Владимир Сотников - Покров
Я открыл глаза. Лень было пошевелиться. Я вспомнил, как говорил сегодня с отцом насчет засухи. Я говорил: «Еще день-два, и совсем будет плохо. Дождь надо», – а сам мучился, словно обманывал кого-то, и никто не видел моего обмана.
Я спешил сказать еще что-нибудь, как будто и вправду обманывал и надо было побольше говорить, чтобы не выдать себя, – но накатывал приступ смеха, я боялся засмеяться и еле сдерживался. Я не мог понять, что со мной такое, и ничего не мог сделать. Немного испуганный, я поспешил уйти.
Сейчас я понял, почему мне было так. Потому что мне все равно, а я не могу этого за собой увидеть. А когда увидел парусник, вдруг все прояснилось. Конечно, я хочу, чтобы пошел дождь. Но мне и не хочется, чтобы он пошел. Да, вконец измучила засуха.
Ночью пьяные хлопцы ломали лавочку. Я не знаю, слышал или нет. Не помню. Лавочка долго не поддавалась – визжала вывернутыми гвоздями, хрустела досками. Потом долго били ногами толстенькие столбики. Удары гудели в земле. Казалось, все притихло и слушает эту расправу.
Утром я проснулся раньше, чем открыл глаза.
Слышался шум дождя. Он ровно шелестел, не накатывая и не прерываясь. Постепенно в голове все яснело, как будто из раздвоенного изображения получалось одно – резкое.
Я прислушался – в сенях мать жарила картошку.
Дождя не было.
3
ТУМАН
Днем луг был пуст, а по вечерам наплывал туман. Солнце опускалось в мутное над горизонтом небо, и воздух остывал.
Дома все были заняты своими делами. Отец ходил по двору, что-то поднимал, перекладывал; подходя к забору, выглядывал вдоль улицы. Потом с плотным звуком закрывал ворота. Он не хотел так сразу уходить в дом и долго еще медленно ступал, оглядываясь вокруг себя, словно что уронил.
Мать доила корову, и в сумерках тягуче и старательно переговаривались струи молока.
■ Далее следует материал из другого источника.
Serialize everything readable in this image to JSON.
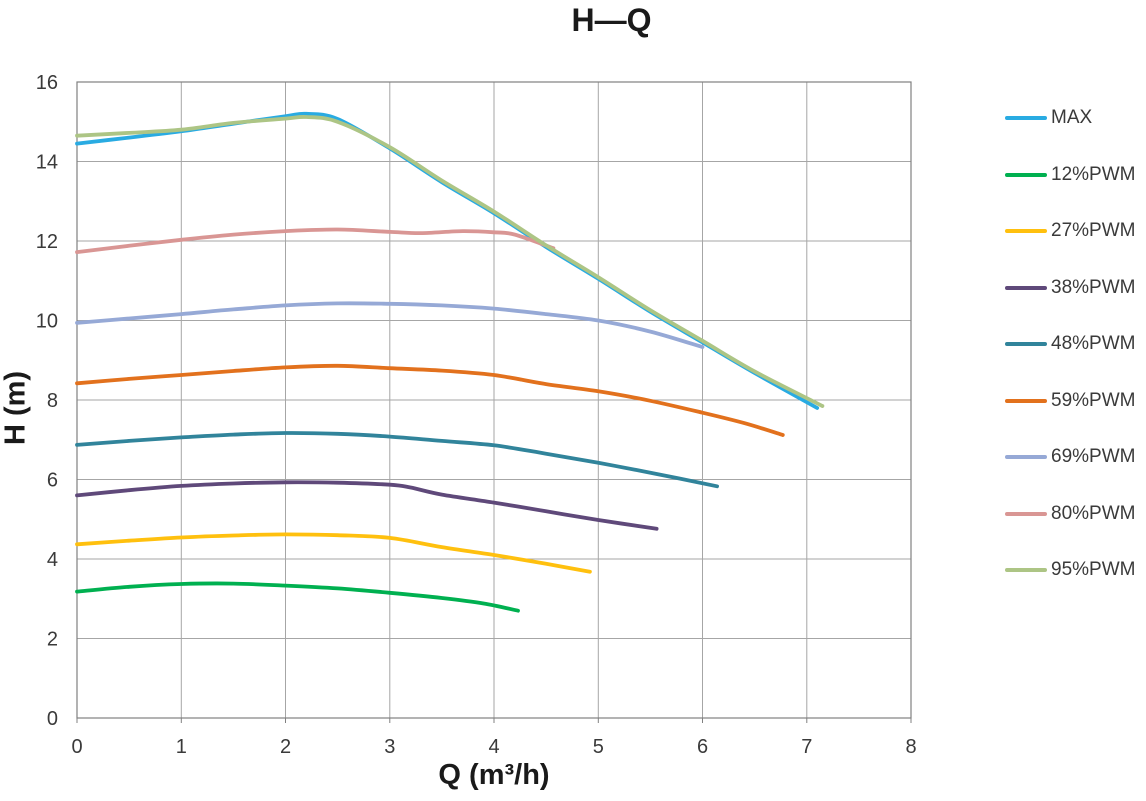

Иногда в саду, прошумев в листьях, падало яблоко, и казалось, там кто-то есть.
Я сидел в летней кухне. Свет зажигать не хотелось, чтобы не нарушать сладкого вечернего оцепенения. Глухо стукнула о дверь сарая полное ведро – мать кончила доить. Тяжело подтягивая затекшие ноги, взошла на крыльцо.
Сейчас меня позовут в дом – пить молоко. И чтобы не отзываться на крик, я тихонько вышел на улицу. Что-то ударило по проводам, они загудели, и долгий звук затих в стенах дома. Я никогда не знал, что это такое, и в детстве думал – это птица на лету бьется о натянутые между столбами провода. А может, еще что-нибудь – никогда я не думал об этом долго.
Я ждал, когда меня позовут.
– Ваня! – послышалось, потом еще раз. Отзываться громко не хотелось, и я быстрее вошел на луг.
В небе зажигались звезды, я шел, и казалось, туман таял возле меня. Скоро дома не стало видно, только тусклый свет вставал над двором. Я остановился. Всегда я удивлялся этому: что туман виден только на расстоянии. Когда я в него входил, он отступал, окружая меня, а то место, где был совсем недавно, закрывалось пеленой. А я ни для кого не виден. Дома знают, что я ушел, и если позовут меня, я, может быть, отзовусь, и они будут знать, что я здесь, в тумане. И голос мой, наверное, отсюда будет яснее.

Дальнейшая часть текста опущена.